Au nom de son parti, Faustin Boukoubi a récemment dit avoir été satisfait des assises d’Angondjé. Le secrétaire général du Parti démocratique gabonais (PDG) n’a pas manqué de fustiger une nouvelle fois l’absence de certains opposants à ces pourparlers, mais se dit prêt à discuter avec Casimir Oyé Mba et Guy Nzouba Ndama sur des sujets précis.

Le secrétaire général du PDG, Faustin Boukoubi, le 31 mai 2017 à Libreville. © D.R.

 

Contrairement à ce qu’en disent certains au sein des partis de l’opposition ayant refusé d’y prendre part, les assises d’Angondjé qui se sont tenues du 12 avril au 24 mai dernier ont été une «rencontre historique» née de la «clairvoyante initiative» d’Ali Bongo, pour trouver des solutions à la crise issue de l’élection présidentielle  d’août 2016. Faustin Boukoubi, l’a assuré lors de sa dernière sortie à Libreville, cette rencontre a été féconde, et a permis de confirmer la marche du Gabon vers le renforcement de la démocratie. «La cinquantaine de partis politiques (qui y ont pris part), ont abouti à des consensus forts et ont œuvré pour le bien commun», s’est réjoui le secrétaire général du PDG. Au sein du parti d’Ali Bongo, l’on soutient que les différents consensus obtenus entre l’opposition et la majorité lors des discussions «contribuent (déjà et) sans aucun doute à l’amélioration de la configuration et le fonctionnement de nos institutions, à l’amélioration des modalités liées à la transparence électorale tant décriée au Gabon, à la modernisation de la vie publique, nouvel impératif pour le développement de notre pays et au renforcement des fondations inhérentes à la cohésion et à l’unité nationale du Gabon».

N’empêche, Faustin Boukoubi et les siens ont encore en travers de la gorge le refus opposé par certains leaders de «l’opposition systématique» à ce dialogue.
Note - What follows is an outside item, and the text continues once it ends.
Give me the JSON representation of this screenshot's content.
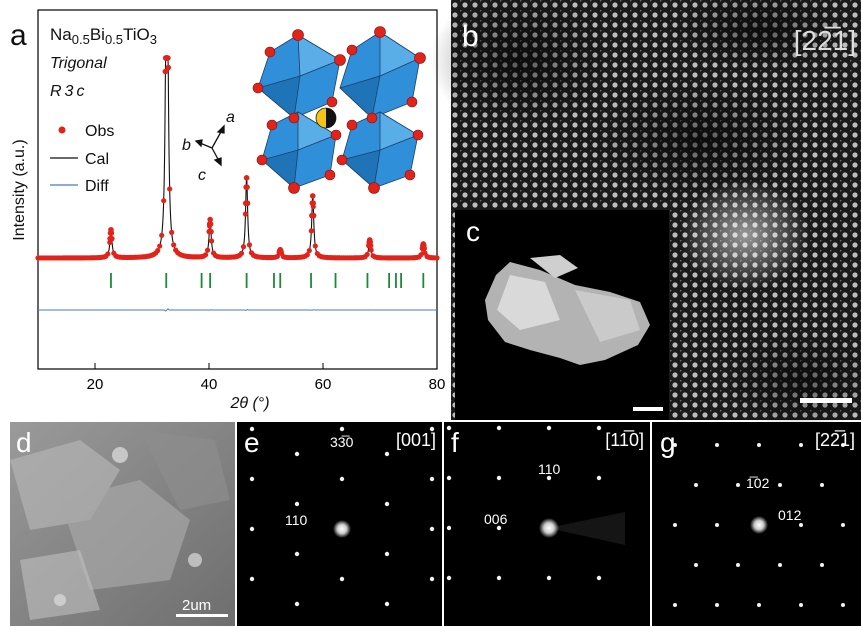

Mais surtout, ils disent mal comprendre que ces derniers, tout en reconnaissant la légalité d’Ali Bongo, refusent de reconnaître la légitimité des participants des assises d’Angondjé. Pour le numéro 2 du PDG, «il s’agit là, ni plus ni moins, d’un manque criard d’arguments contre la pertinence et la fertilité des actes auxquels (ils sont) parvenus». Mieux, au PDG, l’on tient à rappeler qu’une grande partie des opposants ayant participé au dialogue était constituée d’anciens candidats à l’élection présidentielle d’août 2016, «de surcroit, du directeur de campagne de celui qui prétend avoir emporté (cette) élection». Allusion faite à René Ndemezo’o Obiang, vice-président du comité d’organisation des assises.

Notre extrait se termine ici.